Published: Fri, October 11, 2019

OECD proposes global tax overhaul for tech companies

OECD proposes global tax overhaul for tech companies

The proposal follows on from the G20 in June agreeing to plans to have technology giants such as Facebook and Google pay more taxes.

The OECD group of wealthy democracies published its suggestions to bridge gaps between three competing plans to tax technology firms, which now shift the bulk of their earnings to low-tax jurisdictions.

Commenting on the development, Business Europe, tweeted: "We welcome the progress taking place at the OECD to address Digital Tax".

The Paris-based Organisation for Economic Co-operation and Development is leading the negotiations to reach an accord next year.

If all goes well an outline agreement to the countries that have signed up will be created in January 2020.

Alex Cobham, chief executive at the Tax Justice Network and a co-author of the study, said: "We're concerned the OECD may be fumbling a golden opportunity to lead the world into a new era of equitable worldwide tax rights".

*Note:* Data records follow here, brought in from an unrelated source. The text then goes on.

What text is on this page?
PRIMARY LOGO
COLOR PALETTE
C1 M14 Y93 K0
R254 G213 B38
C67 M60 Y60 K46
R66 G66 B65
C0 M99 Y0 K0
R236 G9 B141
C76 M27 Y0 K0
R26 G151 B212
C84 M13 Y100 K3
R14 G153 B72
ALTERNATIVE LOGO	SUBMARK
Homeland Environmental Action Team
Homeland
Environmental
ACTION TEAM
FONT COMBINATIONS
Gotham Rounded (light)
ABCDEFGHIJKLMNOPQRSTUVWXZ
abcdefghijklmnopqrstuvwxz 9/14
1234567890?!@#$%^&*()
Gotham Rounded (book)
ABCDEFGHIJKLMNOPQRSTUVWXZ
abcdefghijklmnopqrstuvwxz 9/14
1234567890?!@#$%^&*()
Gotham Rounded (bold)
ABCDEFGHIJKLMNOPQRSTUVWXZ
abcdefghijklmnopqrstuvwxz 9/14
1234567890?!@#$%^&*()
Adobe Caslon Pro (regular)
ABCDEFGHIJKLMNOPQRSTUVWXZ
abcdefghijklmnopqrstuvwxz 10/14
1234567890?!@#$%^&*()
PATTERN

The proposals say if a company is deemed to be taxable in a country, then a formula would be needed to determine the portion of the firm's global profits that the country could tax. Wednesday's release brought an 18-page framework plan that officials hope will form the basis of an worldwide agreement on digital taxation as early as next year. The government has already come out with an SEP framework whereby it can tax digital companies in India even if they don't have a permanent establishment.


The approach gathers common elements of three competing proposals from member countries, it said, describing its new effort as a "unified approach".

The proposals will be reported to a meeting of Group of 20 finance ministers and central bank chiefs in Washington next week.

France has been particularly vocal about the need for a digital services tax; over the summer, President Emmanuel Macron signed a law - targeting a slew of big tech companies based in the US - imposing a 3 percent tax on companies worth at $834 million globally and $27.5 million in France.

In September, Google agreed a settlement totalling around US$1 billion (RM4.2 billion) to end a tax dispute in France after similar settlements in Italy and Britain.

Specifically, the French government in July passed laws to apply a tax on tech giants which was immediately met with disapproval from US President Donald Trump, who took to Twitter to both complain and promise a retaliation against France. "Amazon welcomes the publication of these proposals by the OECD, which are an important step forward", a spokeswoman said Wednesday in an email.

The NDP have said they would make sure that big tech companies "play by the same rules as Canadian broadcasters", in part by ensuring they pay taxes.

The proposed changes are an attempt to recognise that the current global economy has become increasingly digitalised, the OECD said, as businesses can now project themselves into the daily lives of consumers without necessarily having a traditional physical presence - an office - in the market.